The crime is that the Republicans killed their own approach to address climate change, cap-and-trade, which would have generated a revenue stream that could have been channeled back to offset the impacts on particular groups of citizens. Of course, the money probably would have been hijacked as 'corporate welfare' for companies like Peabody Coal that are harmed, rather than Peabody Coal's unemployed miners.
 

ggies07

Supporting Member
Nov 8, 2012
3,809
6,930
Ft. Worth, TX
Don't underestimate the importance of regional impacts. Mitch McConnell is absolutely correct: the EPA's proposed regulations on carbon would have a short-run negative impact on Kentucky, as well as West Virginia, Montana, and all the other coal-producing states. And it would have a short-term negative impact on the larger number of states that have enjoyed cheap electricity from coal--artificially cheap, I would argue, but cheap nonetheless. I have no doubt that the overall effect of the regulation will be good for the American economy and the world environment, but there are transition costs that are real, and they fall disproportionately on some states' citizens.
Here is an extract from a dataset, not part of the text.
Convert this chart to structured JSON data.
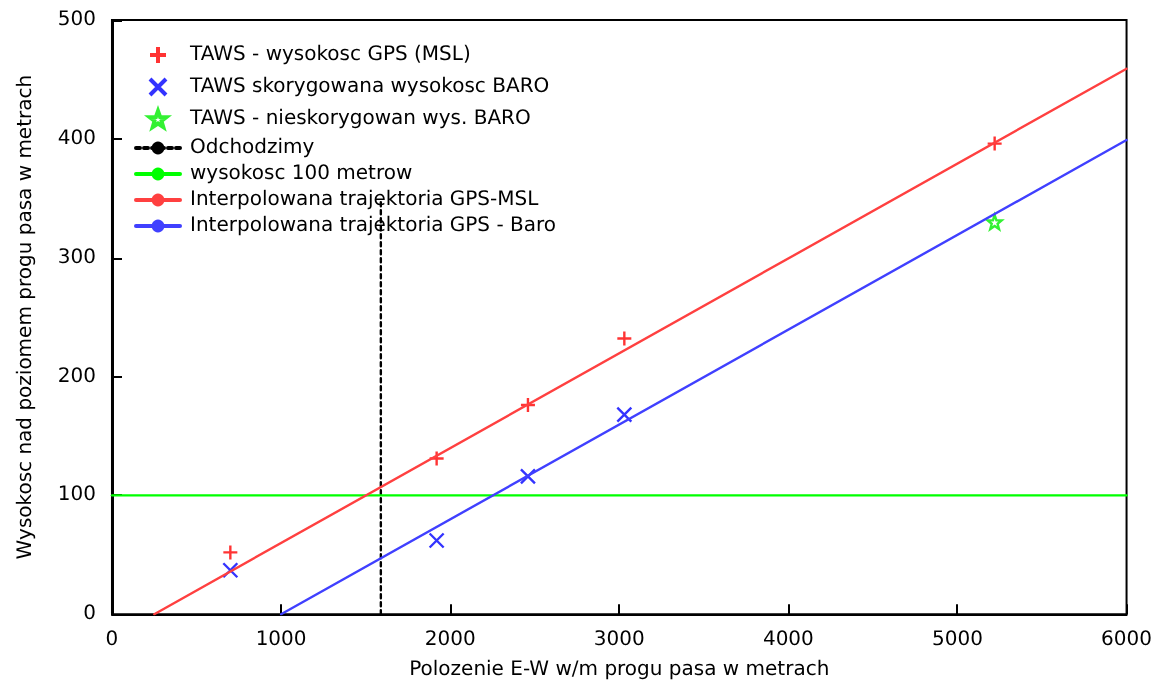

The crime is that the Republicans killed their own approach to address climate change, cap-and-trade, which would have generated a revenue stream that could have been channeled back to offset the impacts on particular groups of citizens. Of course, the money probably would have been hijacked as 'corporate welfare' for companies like Peabody Coal that are harmed, rather than Peabody Coal's unemployed miners.
Yes, that will happen some: no pain, no gain. Right? We are addicted to something as a nation that will take some effort to switching over. We can take those coal jobs and move them into solar installs and manufacturing/corp. Jobs. At this point i have no tolerance for excuses from that side.

If mitch's state was all about solar, then he would try every which way to make solar an issue. It's all whats 'now' for them.